Robin Hunicke, Northwestern
AI for dynamic difficulty adjustment in gameplay. Described her personal research trajectory, moving from building interactive art experiences into games. First research project was to “fix” a problem with FPSs for novice players where novices keep on dying. Built a design where you have a patron, and, as long as your patron is still alive, you stay alive even if you’re getting blasted. Turned out to be incredibly boring, keeping a lousy player alive indefinitely, without the player getting any better. After discovering MDA (see her talk above) at the 2001 GDC Game Tuning Workshop, realized that by trying to fix FPSs, she’d actually broken them, destroying the challenge and tension arc that makes FPSs work. She looked at the concept of flow, where challenge and success are balanced to keep you in a state of intense focus and reward.

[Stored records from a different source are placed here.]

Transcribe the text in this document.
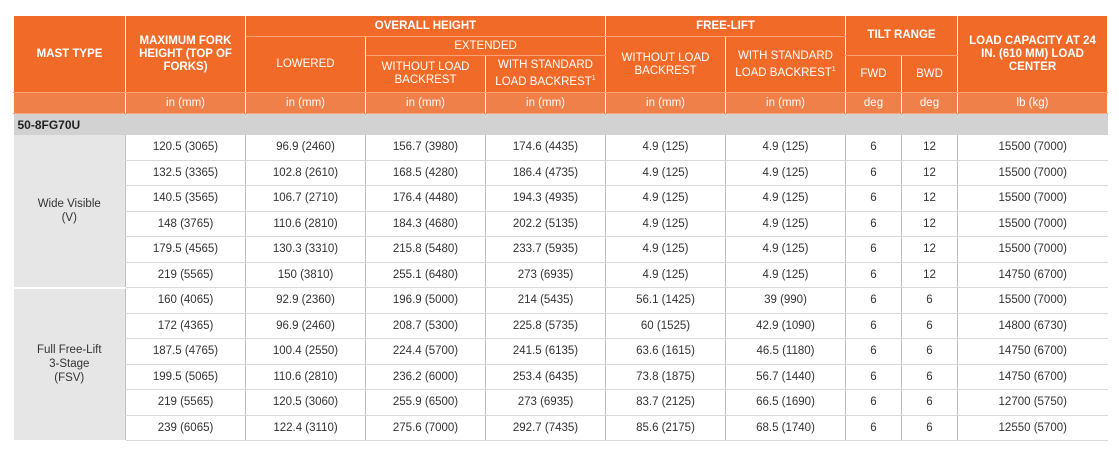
MAST TYPE	MAXIMUM FORK HEIGHT (TOP OF FORKS)	OVERALL HEIGHT			FREE-LIFT		TILT RANGE		LOAD CAPACITY AT 24 IN. (610 MM) LOAD CENTER
		LOWERED	EXTENDED		WITHOUT LOAD BACKREST	WITH STANDARD LOAD BACKREST$^1$
			WITHOUT LOAD BACKREST	WITH STANDARD LOAD BACKREST$^1$			FWD	BWD	
	in (mm)	in (mm)	in (mm)	in (mm)	in (mm)	in (mm)	deg	deg	lb (kg)
50-8FG70U									

Wide Visible
(V)	120.5 (3065)	96.9 (2460)	156.7 (3980)	174.6 (4435)	4.9 (125)	4.9 (125)	6	12	15500 (7000)
	132.5 (3365)	102.8 (2610)	168.5 (4280)	186.4 (4735)	4.9 (125)	4.9 (125)	6	12	15500 (7000)
	140.5 (3565)	106.7 (2710)	176.4 (4480)	194.3 (4935)	4.9 (125)	4.9 (125)	6	12	15500 (7000)
	148 (3765)	110.6 (2810)	184.3 (4680)	202.2 (5135)	4.9 (125)	4.9 (125)	6	12	15500 (7000)
	179.5 (4565)	130.3 (3310)	215.8 (5480)	233.7 (5935)	4.9 (125)	4.9 (125)	6	12	15500 (7000)
	219 (5565)	150 (3810)	255.1 (6480)	273 (6935)	4.9 (125)	4.9 (125)	6	12	14750 (6700)

Full Free-Lift
3-Stage
(FSV)	160 (4065)	92.9 (2360)	196.9 (5000)	214 (5435)	56.1 (1425)	39 (990)	6	6	15500 (7000)
	172 (4365)	96.9 (2460)	208.7 (5300)	225.8 (5735)	60 (1525)	42.9 (1090)	6	6	14800 (6730)
	187.5 (4765)	100.4 (2550)	224.4 (5700)	241.5 (6135)	63.6 (1615)	46.5 (1180)	6	6	14750 (6700)
	199.5 (5065)	110.6 (2810)	236.2 (6000)	253.4 (6435)	73.8 (1875)	56.7 (1440)	6	6	14750 (6700)
	219 (5565)	120.5 (3060)	255.9 (6500)	273 (6935)	83.7 (2125)	66.5 (1690)	6	6	12700 (5750)
	239 (6065)	122.4 (3110)	275.6 (7000)	292.7 (7435)	85.6 (2175)	68.5 (1740)	6	6	12550 (5700)
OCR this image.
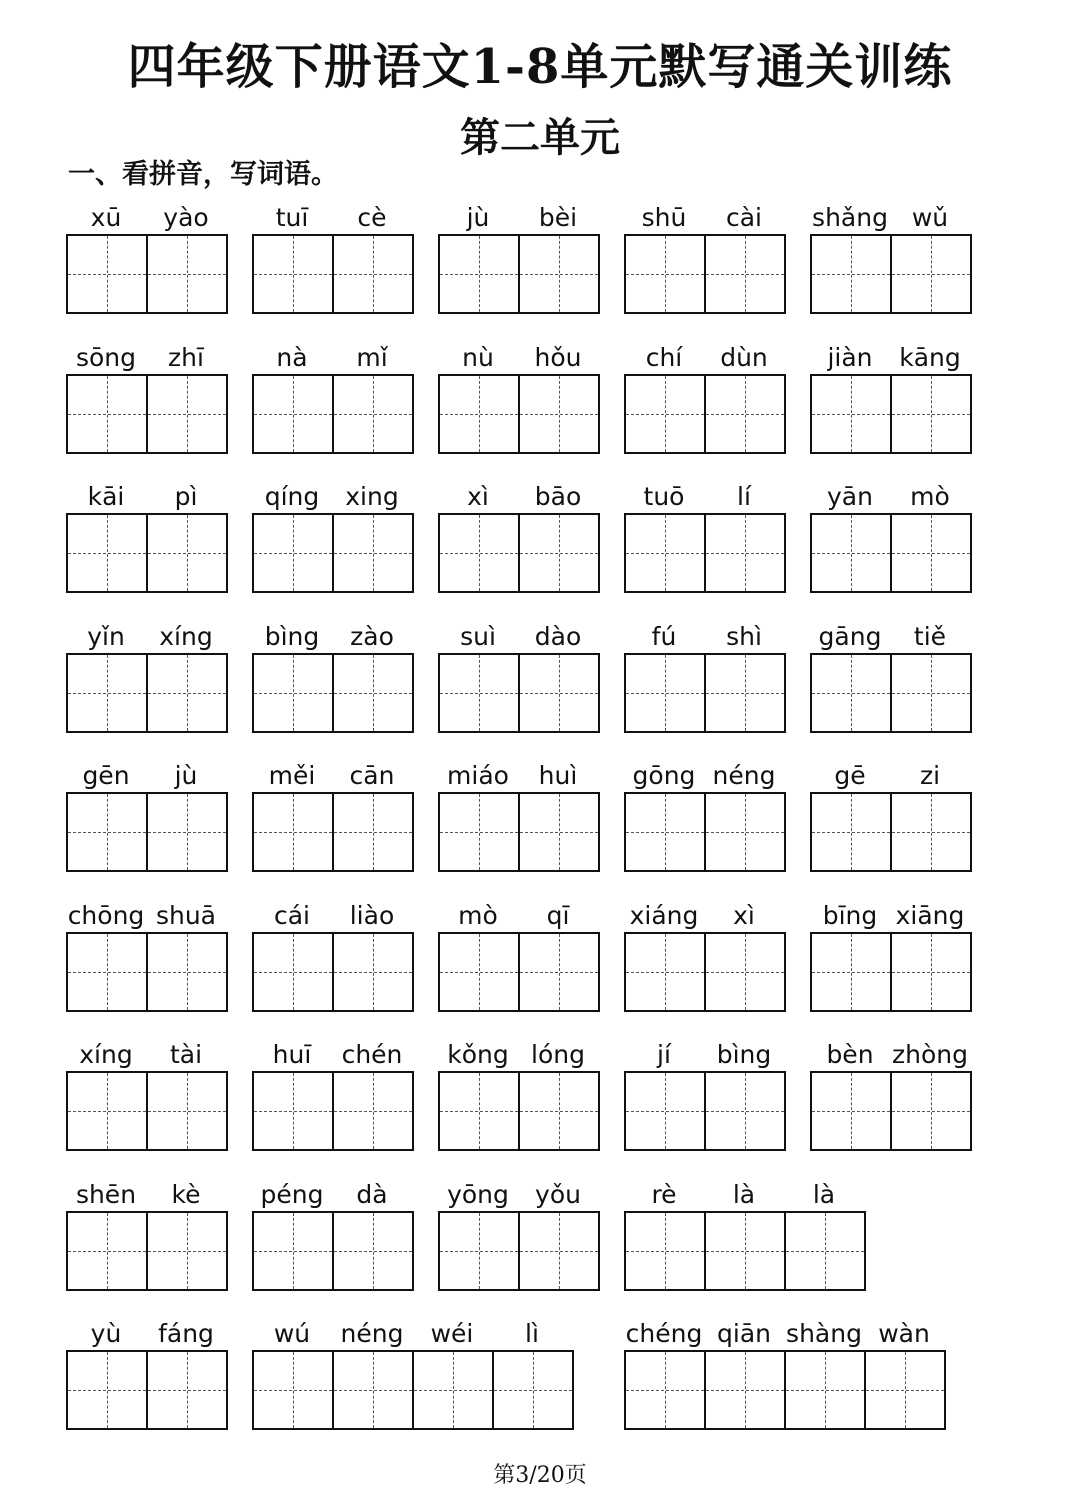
四年级下册语文1-8单元默写通关训练
第二单元
一、看拼音，写词语。
xū	yào	tuī	cè	jù	bèi	shū	cài	shǎng wǔ
sōng	zhī	nà	mǐ	nù	hǒu	chí	dùn	jiàn	kāng
kāi	pì	qíng	xing	xì	bāo	tuō	lí	yān	mò
yǐn	xíng	bìng	zào	suì	dào	fú	shì	gāng	tiě
gēn	jù	měi	cān	miáo	huì	gōng néng	gē	zi
chōng shuā	cái	liào	mò	qī	xiáng	xì	bīng xiāng
xíng	tài	huī	chén	kǒng lóng	jí	bìng	bèn zhòng
shēn	kè	péng	dà	yōng	yǒu	rè	là	là
yù	fáng	wú	néng	wéi	lì	chéng qiān shàng wàn
第3/20页
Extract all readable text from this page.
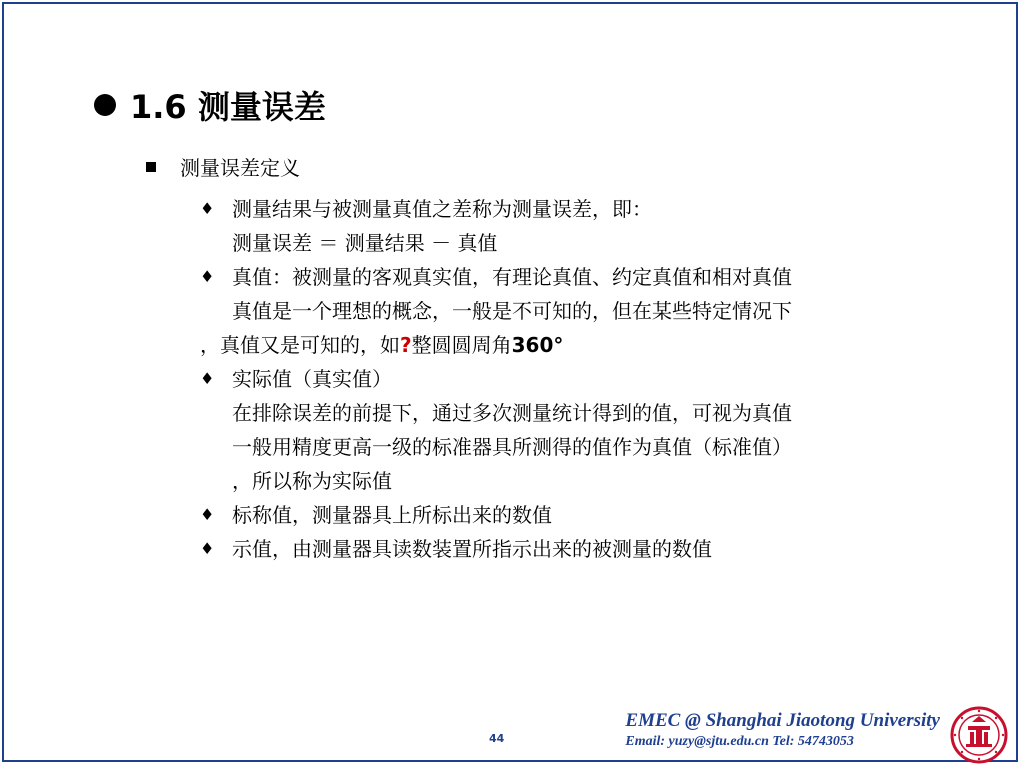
1.6 测量误差
测量误差定义
♦ 测量结果与被测量真值之差称为测量误差，即：
测量误差 ＝ 测量结果 － 真值
♦ 真值：被测量的客观真实值，有理论真值、约定真值和相对真值
真值是一个理想的概念，一般是不可知的，但在某些特定情况下
，真值又是可知的，如?整圆圆周角360°
♦ 实际值（真实值）
在排除误差的前提下，通过多次测量统计得到的值，可视为真值
一般用精度更高一级的标准器具所测得的值作为真值（标准值）
，所以称为实际值
♦ 标称值，测量器具上所标出来的数值
♦ 示值，由测量器具读数装置所指示出来的被测量的数值
44
EMEC @ Shanghai Jiaotong University
Email: yuzy@sjtu.edu.cn Tel: 54743053
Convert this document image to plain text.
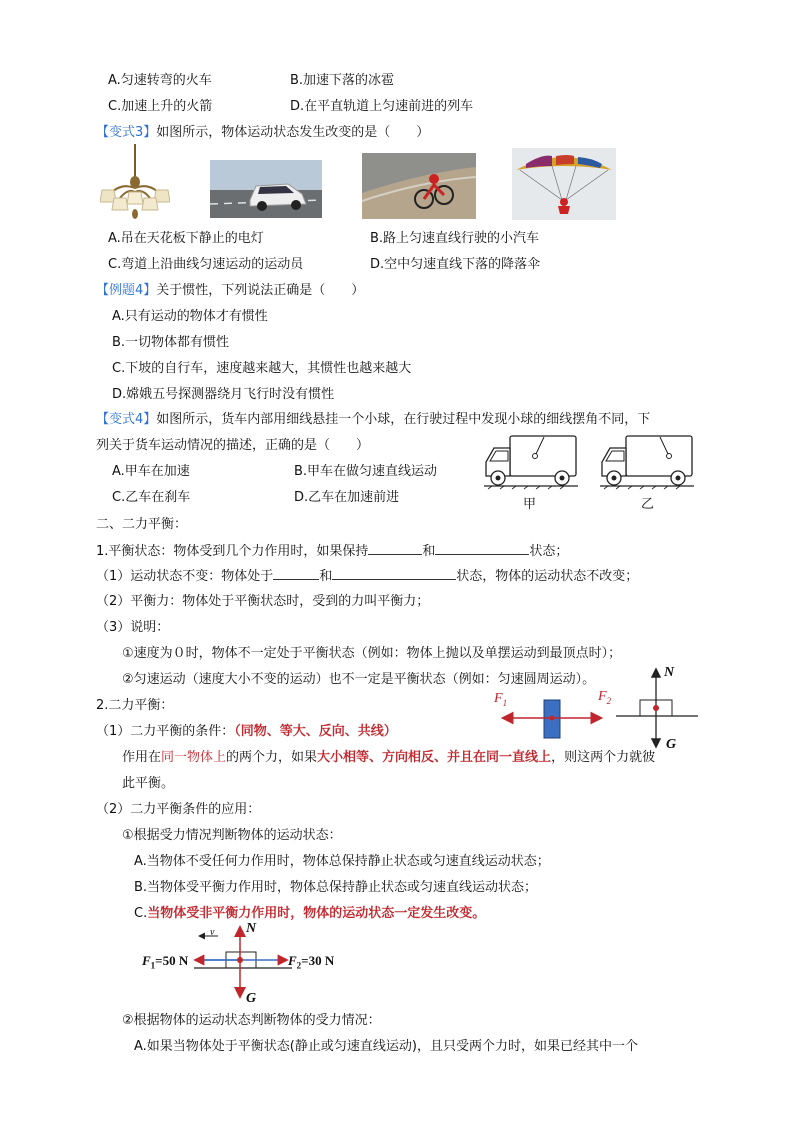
A.匀速转弯的火车	B.加速下落的冰雹
C.加速上升的火箭	D.在平直轨道上匀速前进的列车
【变式3】如图所示，物体运动状态发生改变的是（　　）
A.吊在天花板下静止的电灯	B.路上匀速直线行驶的小汽车
C.弯道上沿曲线匀速运动的运动员	D.空中匀速直线下落的降落伞
【例题4】关于惯性，下列说法正确是（　　）
A.只有运动的物体才有惯性
B.一切物体都有惯性
C.下坡的自行车，速度越来越大，其惯性也越来越大
D.嫦娥五号探测器绕月飞行时没有惯性
【变式4】如图所示，货车内部用细线悬挂一个小球，在行驶过程中发现小球的细线摆角不同，下
列关于货车运动情况的描述，正确的是（　　）
A.甲车在加速	B.甲车在做匀速直线运动
C.乙车在刹车	D.乙车在加速前进	甲	乙
二、二力平衡：
1.平衡状态：物体受到几个力作用时，如果保持	和	状态；
（1）运动状态不变：物体处于	和	状态，物体的运动状态不改变；
（2）平衡力：物体处于平衡状态时，受到的力叫平衡力；
（3）说明：
①速度为０时，物体不一定处于平衡状态（例如：物体上抛以及单摆运动到最顶点时）；
②匀速运动（速度大小不变的运动）也不一定是平衡状态（例如：匀速圆周运动）。
2.二力平衡：	$F_1$	$F_2$
N
G
（1）二力平衡的条件：（同物、等大、反向、共线）
作用在同一物体上的两个力，如果大小相等、方向相反、并且在同一直线上，则这两个力就彼
此平衡。
（2）二力平衡条件的应用：
①根据受力情况判断物体的运动状态：
A.当物体不受任何力作用时，物体总保持静止状态或匀速直线运动状态；
B.当物体受平衡力作用时，物体总保持静止状态或匀速直线运动状态；
C.当物体受非平衡力作用时，物体的运动状态一定发生改变。
v N
G
$F_1=50$ N	$F_2=30$ N
②根据物体的运动状态判断物体的受力情况：
A.如果当物体处于平衡状态(静止或匀速直线运动)，且只受两个力时，如果已经其中一个
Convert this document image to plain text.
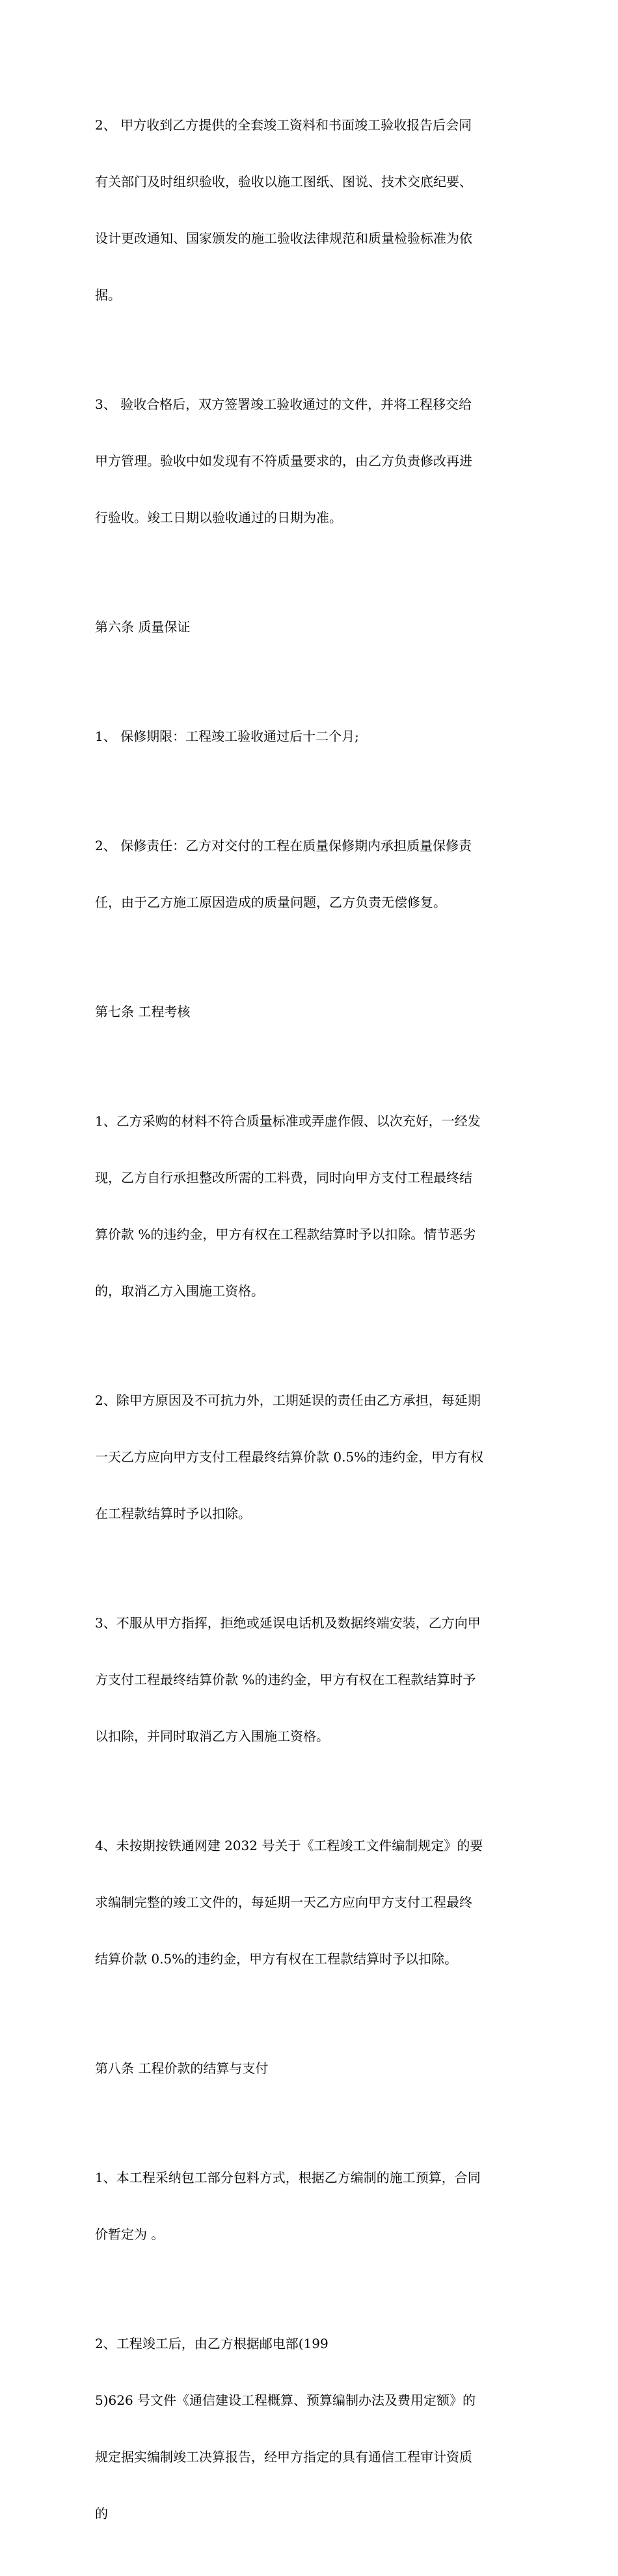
2、 甲方收到乙方提供的全套竣工资料和书面竣工验收报告后会同

有关部门及时组织验收，验收以施工图纸、图说、技术交底纪要、

设计更改通知、国家颁发的施工验收法律规范和质量检验标准为依

据。

3、 验收合格后，双方签署竣工验收通过的文件，并将工程移交给

甲方管理。验收中如发现有不符质量要求的，由乙方负责修改再进

行验收。竣工日期以验收通过的日期为准。

第六条 质量保证

1、 保修期限：工程竣工验收通过后十二个月;

2、 保修责任：乙方对交付的工程在质量保修期内承担质量保修责

任，由于乙方施工原因造成的质量问题，乙方负责无偿修复。

第七条 工程考核

1、乙方采购的材料不符合质量标准或弄虚作假、以次充好，一经发

现，乙方自行承担整改所需的工料费，同时向甲方支付工程最终结

算价款 %的违约金，甲方有权在工程款结算时予以扣除。情节恶劣

的，取消乙方入围施工资格。

2、除甲方原因及不可抗力外，工期延误的责任由乙方承担，每延期

一天乙方应向甲方支付工程最终结算价款 0.5%的违约金，甲方有权

在工程款结算时予以扣除。

3、不服从甲方指挥，拒绝或延误电话机及数据终端安装，乙方向甲

方支付工程最终结算价款 %的违约金，甲方有权在工程款结算时予

以扣除，并同时取消乙方入围施工资格。

4、未按期按铁通网建 2032 号关于《工程竣工文件编制规定》的要

求编制完整的竣工文件的，每延期一天乙方应向甲方支付工程最终

结算价款 0.5%的违约金，甲方有权在工程款结算时予以扣除。

第八条 工程价款的结算与支付

1、本工程采纳包工部分包料方式，根据乙方编制的施工预算，合同

价暂定为 。

2、工程竣工后，由乙方根据邮电部(199

5)626 号文件《通信建设工程概算、预算编制办法及费用定额》的

规定据实编制竣工决算报告，经甲方指定的具有通信工程审计资质

的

Also looked at Will Wright’s notion of balancing cycles of positive and negative feedback (success and failure) in gameplay so as to keep the player playing. Then, returning to the FPS case, she’s built a system that predicts probabilities of success and failure for different FPS tasks, and intervenes in the world according to predicated success and failure probabilities in such a way as to keep the player in a certain zone of success and failure feedback. Reminds me of a drama manager, but instead of intervening in the world in such a way as to make a story happen (dramatic evaluation), instead intervenes so as to maintain a flow state (flow evaluation).